Add a local Snowflake database as the airbyte destination as shown below making sure that “Basic normalization” option is enabled:
After setting up the connectors, we can trigger the sync and study the logs:
Notice that the process ran in the /tmp/workspace/110/0 folder.
Note this log file # (110/0) for future reference.
Extract these SQL files, modify them and run it yourself manually outside Airbyte!
By using the below command run these commands in Ubuntu/Linux terminal.
>docker cp airbyte-server:/tmp/workspace/${NORMALIZE_WORKSPACE}/build/run/airbyte_utils/models/generated/ models/
>find models
Note:- Replace ${NORMALIZE_WORKSPACE} ————–> 110/0 the file number obtained in the previous step.
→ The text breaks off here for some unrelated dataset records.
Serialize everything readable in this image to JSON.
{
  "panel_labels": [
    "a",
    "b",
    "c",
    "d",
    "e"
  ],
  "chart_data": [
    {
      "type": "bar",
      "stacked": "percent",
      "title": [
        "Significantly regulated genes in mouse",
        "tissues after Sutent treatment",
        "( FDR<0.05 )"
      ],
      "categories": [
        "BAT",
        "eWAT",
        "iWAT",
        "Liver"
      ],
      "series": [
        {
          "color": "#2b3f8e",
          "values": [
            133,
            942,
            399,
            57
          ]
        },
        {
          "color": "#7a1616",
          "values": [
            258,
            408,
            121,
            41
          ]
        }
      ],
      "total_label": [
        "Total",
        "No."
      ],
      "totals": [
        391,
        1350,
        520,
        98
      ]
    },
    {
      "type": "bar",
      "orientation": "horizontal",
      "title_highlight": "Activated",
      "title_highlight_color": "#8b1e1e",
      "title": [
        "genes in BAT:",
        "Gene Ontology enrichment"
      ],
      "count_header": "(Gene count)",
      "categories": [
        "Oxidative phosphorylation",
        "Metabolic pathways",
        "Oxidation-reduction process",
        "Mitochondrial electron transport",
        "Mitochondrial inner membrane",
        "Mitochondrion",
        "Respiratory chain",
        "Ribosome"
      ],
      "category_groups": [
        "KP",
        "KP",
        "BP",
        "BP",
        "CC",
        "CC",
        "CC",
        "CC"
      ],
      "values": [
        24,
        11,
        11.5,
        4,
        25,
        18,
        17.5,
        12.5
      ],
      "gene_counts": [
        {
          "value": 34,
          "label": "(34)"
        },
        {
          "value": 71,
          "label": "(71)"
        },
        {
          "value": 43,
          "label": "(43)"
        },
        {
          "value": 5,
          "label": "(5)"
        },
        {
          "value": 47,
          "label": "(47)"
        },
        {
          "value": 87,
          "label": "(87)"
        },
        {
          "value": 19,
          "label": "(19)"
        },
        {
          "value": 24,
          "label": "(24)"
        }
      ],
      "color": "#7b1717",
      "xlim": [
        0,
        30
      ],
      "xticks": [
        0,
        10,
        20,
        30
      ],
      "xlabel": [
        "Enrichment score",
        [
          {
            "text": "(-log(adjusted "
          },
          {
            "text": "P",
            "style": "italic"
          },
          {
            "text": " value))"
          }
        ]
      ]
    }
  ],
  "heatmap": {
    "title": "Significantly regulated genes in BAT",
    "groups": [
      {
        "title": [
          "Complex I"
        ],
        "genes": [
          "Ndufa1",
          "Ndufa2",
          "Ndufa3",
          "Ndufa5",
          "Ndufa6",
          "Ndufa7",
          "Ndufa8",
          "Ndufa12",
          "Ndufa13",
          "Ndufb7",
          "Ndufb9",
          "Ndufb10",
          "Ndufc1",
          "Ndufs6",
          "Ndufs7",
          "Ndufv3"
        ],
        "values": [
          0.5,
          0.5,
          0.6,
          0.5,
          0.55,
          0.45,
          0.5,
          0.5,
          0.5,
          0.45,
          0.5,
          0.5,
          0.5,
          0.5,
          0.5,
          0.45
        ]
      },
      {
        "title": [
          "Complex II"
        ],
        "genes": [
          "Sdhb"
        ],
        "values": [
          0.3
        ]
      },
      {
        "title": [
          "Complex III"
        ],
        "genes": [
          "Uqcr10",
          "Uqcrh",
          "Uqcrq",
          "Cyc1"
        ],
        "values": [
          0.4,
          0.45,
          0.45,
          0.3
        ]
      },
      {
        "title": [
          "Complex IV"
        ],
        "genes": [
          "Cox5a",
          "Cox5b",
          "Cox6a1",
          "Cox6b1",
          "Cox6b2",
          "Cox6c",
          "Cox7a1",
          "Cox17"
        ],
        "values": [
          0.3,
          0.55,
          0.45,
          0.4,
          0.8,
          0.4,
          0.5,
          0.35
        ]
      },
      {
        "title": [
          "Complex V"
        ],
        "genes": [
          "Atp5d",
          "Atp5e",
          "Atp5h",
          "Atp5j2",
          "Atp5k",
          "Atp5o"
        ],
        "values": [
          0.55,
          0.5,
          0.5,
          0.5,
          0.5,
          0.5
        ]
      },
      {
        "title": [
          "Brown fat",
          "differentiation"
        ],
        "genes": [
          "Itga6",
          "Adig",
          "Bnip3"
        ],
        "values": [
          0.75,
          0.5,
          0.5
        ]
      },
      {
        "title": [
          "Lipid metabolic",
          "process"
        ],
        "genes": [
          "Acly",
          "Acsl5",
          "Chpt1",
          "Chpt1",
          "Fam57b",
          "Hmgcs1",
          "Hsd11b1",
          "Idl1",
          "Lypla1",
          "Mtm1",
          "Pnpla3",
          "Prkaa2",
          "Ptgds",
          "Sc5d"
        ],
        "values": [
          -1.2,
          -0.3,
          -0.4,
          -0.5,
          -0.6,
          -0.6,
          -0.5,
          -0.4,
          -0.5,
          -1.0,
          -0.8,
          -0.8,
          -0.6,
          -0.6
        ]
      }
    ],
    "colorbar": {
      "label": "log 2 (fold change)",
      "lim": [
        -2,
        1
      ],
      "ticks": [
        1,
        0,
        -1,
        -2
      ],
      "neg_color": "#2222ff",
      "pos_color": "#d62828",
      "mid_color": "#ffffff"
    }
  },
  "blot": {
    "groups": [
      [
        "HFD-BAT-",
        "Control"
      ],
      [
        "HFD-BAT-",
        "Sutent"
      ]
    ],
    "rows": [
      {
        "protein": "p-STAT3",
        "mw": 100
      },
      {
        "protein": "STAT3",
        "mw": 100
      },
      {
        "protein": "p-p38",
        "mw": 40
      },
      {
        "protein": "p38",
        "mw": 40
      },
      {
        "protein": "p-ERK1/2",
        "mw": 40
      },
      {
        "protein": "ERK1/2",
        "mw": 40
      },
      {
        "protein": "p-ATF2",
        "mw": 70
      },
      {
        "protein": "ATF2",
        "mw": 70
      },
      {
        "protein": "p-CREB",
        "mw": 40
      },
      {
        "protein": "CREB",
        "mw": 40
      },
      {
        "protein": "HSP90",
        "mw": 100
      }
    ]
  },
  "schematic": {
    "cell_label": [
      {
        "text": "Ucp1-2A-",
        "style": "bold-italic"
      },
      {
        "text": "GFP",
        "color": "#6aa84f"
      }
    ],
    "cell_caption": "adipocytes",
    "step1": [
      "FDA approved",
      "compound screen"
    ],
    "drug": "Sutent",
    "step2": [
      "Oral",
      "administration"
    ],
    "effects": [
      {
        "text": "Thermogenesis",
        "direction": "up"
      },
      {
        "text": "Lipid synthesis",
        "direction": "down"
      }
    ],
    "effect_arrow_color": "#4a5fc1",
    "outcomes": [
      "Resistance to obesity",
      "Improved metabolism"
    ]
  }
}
Next, run the below command to see the created SQL files.
Example Output:
models/airbyte_tables/quarantine/covid_epidemiology_f11.sql
Let’s inspect the generated SQL file by running:
cat models/airbyte_tables/quarantine/covid_epidemiology_f11.sql
Example Output:
Remove ‘create statement’ from the generated SQL file and add this statement:
1 2 3 |
{{ config ( materialized="table" )}} |
The strategy of materialization is used for persisting dbt models in the warehouse. When using the table materialization, the model is rebuilt as a table on each run, via a create table as statement. You can also use other options like incremental which allow dbt to insert or update records into a table since the last time it was run.
Step 5: Profile configuration
Open profiles.yml in the .dbt folder. We need to update this with our current database choice which is Snowflake.
Update the profile configuration details using the following link:
https://docs.getdbt.com/reference/warehouse-profiles/snowflake-profile
Open it and copy the code, paste it into the profiles.yml file, and update the credentials of your snowflake_db credentials in profiles.yml
Step 6: Models
Now open the created project folder in IDE(here, it is pycharm).
Update the names as shown in the above image.
Next, open the model’s folder, and open the examples folder within it. Now, create a .sql file.
Paste the previously generated SQL file into this .sql file. Then, save it.
Step 7: Check the connection
Now, check the connections using the (dbt debug) command.
If everything goes well, you can see the below output:
Step 8: Add this project to Github
Open Github and project Repository, commit your changes and refresh it. Now, you can see the created project on Github. Copy the repository link.
Step 9: Adding created transformation to the Airbyte connector
Open the Airbyte connecter which we previously used for extracting log files and add transformations as shown below:
After entering the details including the git repo url, we copied earlier , click save transformations. Also verify the dbt version being used. Next, click ‘Sync Now’.
If it is successful, then check the destination database for the newly added dataset/tables.
If it is not successful check log files, if the error is about the docker image URL as shown below
Update Docker image URL with dbt installed in custom transformations as shown below
(fishtownanalytics/dbt:1.0.4) → (fishtownanalytics/dbt:1.0.0)
Step 10: Verify models in the destination database
You can see the data created in the destination database.
Airbyte provides the most straightforward way to ingest data from different sources. The biggest benefit is you can skip writing custom ETL code for different data sources.
The last few years have witnessed unprecedented digital transformation in all industries, and all companies are accumulating more data than ever before. However, only those companies that are able to use this data optimally will have the competitive advantage and win.
That said, the more the data, the more difficult it is to manage data portability, data accuracy, and data security. But, with Airbyte (used along with dbt), you will be able to collect and move data seamlessly irrespective of the tools you use.